Приободренный успехом и лестным для каждого юноши вниманием, честно заработанным, как говорят, с потом на лбу, Бахадур решился на самый отчаянный в жизни шаг: он пойдет к Шуайнат и скажет ей, единственной, о своих чувствах. Пусть она брошенная жена, пусть Синка-Саид измолотит его кулачищами, пусть кричат отец и мать, да хоть весь свет восстанет против него. Что они сделают? Вызовут в райком комсомола? Пусть! Он и первому секретарю скажет то же: я не щенок, не мальчишка, а взрослый мужчина и отвечаю за свои чувства.
В то утро он встал раньше всех в доме, выгладил брюки, белую сорочку, начистил до блеска ботинки и направился в дом Шуайнат. Сердце его стучало неистово — легко ли идти против всего света, если даже он состоит из жителей только одного аула Гулебки?!
Вздохнув полной грудью, Бахадур постучался в запертую дверь: вот-вот сейчас она откроется и появится светлое лицо Шуайнат. А если она не улыбкой, а криком встретит его, волчицей разъяренной накинется?.. Бахадур еще раз глубоко вздохнул и постучал громче. Дверь, так хорошо знакомая, открылась сама, необычно медленно и с протяжным скрипом.
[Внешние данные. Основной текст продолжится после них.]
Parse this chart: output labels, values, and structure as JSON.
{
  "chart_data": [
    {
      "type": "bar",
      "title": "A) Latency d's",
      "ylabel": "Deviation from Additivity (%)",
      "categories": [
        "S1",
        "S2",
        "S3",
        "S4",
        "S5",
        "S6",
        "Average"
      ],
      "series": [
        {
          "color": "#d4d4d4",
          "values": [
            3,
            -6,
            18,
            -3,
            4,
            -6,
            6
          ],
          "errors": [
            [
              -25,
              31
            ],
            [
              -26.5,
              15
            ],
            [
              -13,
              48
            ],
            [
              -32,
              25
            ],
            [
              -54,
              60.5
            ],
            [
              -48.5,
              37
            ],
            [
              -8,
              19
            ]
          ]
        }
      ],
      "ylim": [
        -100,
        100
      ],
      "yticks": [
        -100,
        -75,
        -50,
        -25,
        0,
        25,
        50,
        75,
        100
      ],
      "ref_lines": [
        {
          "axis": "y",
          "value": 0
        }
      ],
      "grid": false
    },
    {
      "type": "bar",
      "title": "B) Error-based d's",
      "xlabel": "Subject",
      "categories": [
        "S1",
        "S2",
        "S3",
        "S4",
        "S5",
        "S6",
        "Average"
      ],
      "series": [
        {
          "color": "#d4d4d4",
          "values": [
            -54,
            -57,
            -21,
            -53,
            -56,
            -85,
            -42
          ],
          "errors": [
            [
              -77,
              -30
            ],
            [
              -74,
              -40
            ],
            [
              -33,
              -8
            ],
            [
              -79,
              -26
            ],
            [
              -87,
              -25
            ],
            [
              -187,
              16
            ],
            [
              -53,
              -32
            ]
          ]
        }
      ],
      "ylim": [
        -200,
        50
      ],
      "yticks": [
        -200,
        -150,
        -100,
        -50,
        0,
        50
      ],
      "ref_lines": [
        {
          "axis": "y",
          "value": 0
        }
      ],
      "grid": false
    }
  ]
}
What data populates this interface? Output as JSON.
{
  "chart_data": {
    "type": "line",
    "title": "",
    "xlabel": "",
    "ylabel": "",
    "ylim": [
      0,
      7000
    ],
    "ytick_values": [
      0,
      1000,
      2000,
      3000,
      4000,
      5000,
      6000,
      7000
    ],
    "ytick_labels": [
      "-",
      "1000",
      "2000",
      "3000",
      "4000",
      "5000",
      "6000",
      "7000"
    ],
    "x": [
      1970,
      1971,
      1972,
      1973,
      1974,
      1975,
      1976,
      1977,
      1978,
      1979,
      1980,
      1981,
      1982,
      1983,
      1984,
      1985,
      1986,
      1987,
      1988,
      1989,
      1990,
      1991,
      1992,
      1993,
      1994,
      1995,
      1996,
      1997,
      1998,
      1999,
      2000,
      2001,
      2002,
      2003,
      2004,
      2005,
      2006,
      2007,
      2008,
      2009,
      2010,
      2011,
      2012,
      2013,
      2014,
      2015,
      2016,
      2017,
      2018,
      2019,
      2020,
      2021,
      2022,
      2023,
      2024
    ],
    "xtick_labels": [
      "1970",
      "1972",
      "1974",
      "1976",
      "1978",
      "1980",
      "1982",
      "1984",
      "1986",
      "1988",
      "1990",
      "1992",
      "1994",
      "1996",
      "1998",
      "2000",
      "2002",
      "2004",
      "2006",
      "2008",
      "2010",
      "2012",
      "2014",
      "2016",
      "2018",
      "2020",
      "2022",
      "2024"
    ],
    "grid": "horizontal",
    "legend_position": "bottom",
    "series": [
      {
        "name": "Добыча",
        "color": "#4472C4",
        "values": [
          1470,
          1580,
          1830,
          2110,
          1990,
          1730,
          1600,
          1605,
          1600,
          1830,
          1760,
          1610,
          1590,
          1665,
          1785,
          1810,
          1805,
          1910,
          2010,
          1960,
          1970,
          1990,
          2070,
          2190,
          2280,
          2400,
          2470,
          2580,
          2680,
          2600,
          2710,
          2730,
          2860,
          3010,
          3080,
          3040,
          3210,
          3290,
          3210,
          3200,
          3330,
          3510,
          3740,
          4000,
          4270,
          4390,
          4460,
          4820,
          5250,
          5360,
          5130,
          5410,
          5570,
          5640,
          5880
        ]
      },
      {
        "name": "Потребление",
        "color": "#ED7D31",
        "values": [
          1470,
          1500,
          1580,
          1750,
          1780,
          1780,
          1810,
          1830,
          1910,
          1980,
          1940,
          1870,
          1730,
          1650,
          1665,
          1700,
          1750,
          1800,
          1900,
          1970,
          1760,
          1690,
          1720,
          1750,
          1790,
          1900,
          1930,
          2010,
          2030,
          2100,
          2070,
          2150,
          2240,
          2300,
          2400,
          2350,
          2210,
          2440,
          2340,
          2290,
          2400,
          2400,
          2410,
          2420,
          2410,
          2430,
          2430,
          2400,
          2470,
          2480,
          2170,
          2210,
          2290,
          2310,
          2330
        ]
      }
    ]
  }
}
На порог, протискиваясь волосатым плечом, неуклюже вылез Синка-Саид.
— Кого ищешь, воробушек? — спросил он хрипло, будто жареных орехов наелся.
— Где Шуайнат?
— Она вышла, парень, вышла… — небрежно пережевывая что-то, ответил Синка-Саид.
— Куда?
— Замуж за меня вышла! Ха-ха-ха… Ты разве не знаешь? Бедняга, не оценили твоих заслуг! Да, по радио сейчас передавали о твоих успехах! Ну что ж, Бахадур, поздравляю! — впервые этот скупой на доброе слово человек назвал его по имени.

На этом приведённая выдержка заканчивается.